Fujitsu has signed a £15 million contract with Welsh universities to create a unique computing hub.
The technology giant will provide infrastructure and services to create a £40 million super computing network, a research and innovation institute and a skills academy.
The four year deal represents a quantum leap forward in high performance computing in Wales and will give the country the most advanced and evolving computing technology available.
Ieuan Wyn Jones, Deputy First Minister and minister for Economy and Transport, said it was a major investment for the future of Wales and would provide the supercomputing facilities and staffing needed for future growth.
He said: "It will provide crucial support for key industry sectors as well as stimulate the growth of ICT and other industries.
"It supports our Economic Renewal programme, giving businesses real competitive edge, encouraging higher value-added industry and making Wales an attractive location for high value investment."
The High Performance Computing Wales (HPC Wales) project will create super computing capability and capacity across Wales, handling and analysing massive amounts of data at high speed.
It will be accessible to both universities and industry and is strategically importance to Wales as it will position it as a leading international centre for specialist computational research, providing a strong competitive advantage.
Lesley Griffiths, the Welsh Assembly Government's Deputy Minister for Science, Innovation and Skills, said it would open up a new era of commercially focussed research across Wales, forging close collaborations between businesses and universities.
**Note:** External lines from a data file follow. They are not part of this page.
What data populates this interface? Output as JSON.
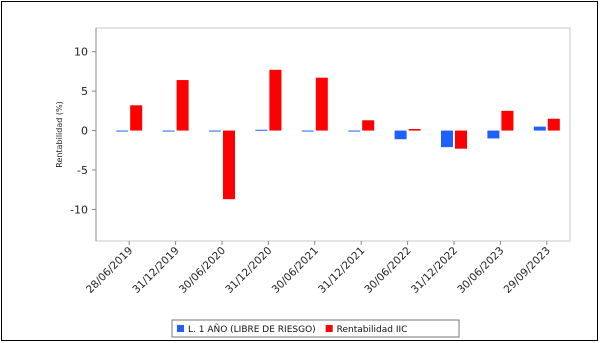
{
  "chart_data": {
    "type": "bar",
    "title": "",
    "xlabel": "",
    "ylabel": "Rentabilidad (%)",
    "ylim": [
      -14,
      13
    ],
    "yticks": [
      10,
      5,
      0,
      -5,
      -10
    ],
    "grid": false,
    "legend_position": "bottom",
    "categories": [
      "28/06/2019",
      "31/12/2019",
      "30/06/2020",
      "31/12/2020",
      "30/06/2021",
      "31/12/2021",
      "30/06/2022",
      "31/12/2022",
      "30/06/2023",
      "29/09/2023"
    ],
    "series": [
      {
        "name": "L. 1 AÑO (LIBRE DE RIESGO)",
        "color": "#1f5fff",
        "values": [
          -0.1,
          -0.1,
          -0.1,
          0.1,
          -0.1,
          -0.05,
          -1.1,
          -2.1,
          -1.0,
          0.5
        ]
      },
      {
        "name": "Rentabilidad IIC",
        "color": "#ff0000",
        "values": [
          3.2,
          6.4,
          -8.7,
          7.7,
          6.7,
          1.3,
          0.2,
          -2.3,
          2.5,
          1.5
        ]
      }
    ]
  }
}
"The academy and outreach programmes will also drive forward high level skills, with hard objectives for building skills levels in information and communication technologies and computational based science.
"It will help businesses in every part of Wales, complementing the support delivered through the Economic Renewal programme."
The scale and distributed nature of the undertaking, combined with its open access to business, makes it a unique initiative, unprecedented in the UK and the rest of Europe.
The investment in super computing facilities and equipment, accessible via a network linked to 12 sites across Wales, is backed by a major investment in high level skills development and training, as well as tailor-made training and research support for business.
Fujitsu will commence work immediately, with support from their partners, including household names such as Microsoft and Intel. The aim is for the HPC project to be fully operational before the end of this year.
A Fujitsu spokesman said: "Our work with HPC Wales will be one of the most significant enterprise-class grid systems in Europe today and will be Fujitsu's largest HPC project in Europe.
"What's key for us is that HPC is no longer all about 'tera' and 'petaflop' supercomputer technical ratings.
"Rather it is about what the HPC capability is used to achieve and ultimately what difference that makes. We're confident that our work with HPC Wales will bring significant technology, skills, research, jobs and economic development to the region."
The main computer hubs for HPC Wales will be in Cardiff and Swansea/Pembroke Dock, linked to spokes at Swansea, Aberystwyth, Bangor and the University of Glamorgan, with further links to University of Wales Alliance Universities and business innovation centres throughout Wales.